Africa’s fintech firms vie for domination

As investment pours in, they are expanding across the continent and into new services


  • by
  • 11 6, 2021
  • in Finance and economics

THE PAYMENTS frenzy is going global, and Africa is catching the bug. So far this year four of the continent’s financial-technology firms have reached or exceeded billion-dollar valuations, more than doubling Africa’s population of “unicorns”. OPay, a mobile-payments company, acquired its horn in August, after raising funding from investors including SoftBank, a Japanese firm. Other recent unicorns include Wave, a Senegal-based startup that runs a mobile-money network; Chipper Cash, which offers peer-to-peer payments; and Flutterwave, which simplifies payments for businesses. As foreign investment pours in, Africa’s fintech firms are expanding both across the continent and into new services.Africa is an obvious choice for fintech investors.

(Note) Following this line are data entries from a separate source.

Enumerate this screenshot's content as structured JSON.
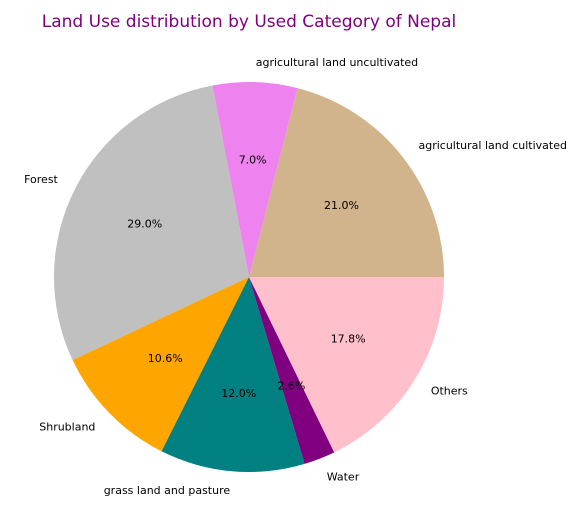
{
  "chart_data": {
    "type": "pie",
    "title": "Land Use distribution by Used Category of Nepal",
    "title_color": "#800080",
    "slices": [
      {
        "label": "agricultural land cultivated",
        "value": 21.0,
        "pct_label": "21.0%",
        "color": "#D2B48C"
      },
      {
        "label": "agricultural land uncultivated",
        "value": 7.0,
        "pct_label": "7.0%",
        "color": "#EE82EE"
      },
      {
        "label": "Forest",
        "value": 29.0,
        "pct_label": "29.0%",
        "color": "#C0C0C0"
      },
      {
        "label": "Shrubland",
        "value": 10.6,
        "pct_label": "10.6%",
        "color": "#FFA500"
      },
      {
        "label": "grass land and pasture",
        "value": 12.0,
        "pct_label": "12.0%",
        "color": "#008080"
      },
      {
        "label": "Water",
        "value": 2.6,
        "pct_label": "2.6%",
        "color": "#800080"
      },
      {
        "label": "Others",
        "value": 17.8,
        "pct_label": "17.8%",
        "color": "#FFC0CB"
      }
    ],
    "start_angle_deg": 0,
    "direction": "counterclockwise"
  }
}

They are betting that young African talent can innovate its way out of the region’s most pressing financial problems faster than legacy firms can. By 2025 the continent will be home to 1.5bn people, most of whom will have grown up in the era of the internet. Nigeria, which has received almost two-thirds of Africa’s fintech investments this year, has a young and entrepreneurial population. But more than half of Nigerians do not have a bank account. Across the continent, digitally literate unbanked (and underbanked) people, who have long been largely ignored by conventional lenders, are instead turning to the upstarts. In Ivory Coast, for example, 94% of pupils’ school fees were being paid using mobile money by 2014. This makes it fertile territory for companies like Wave, which moved into the country in April.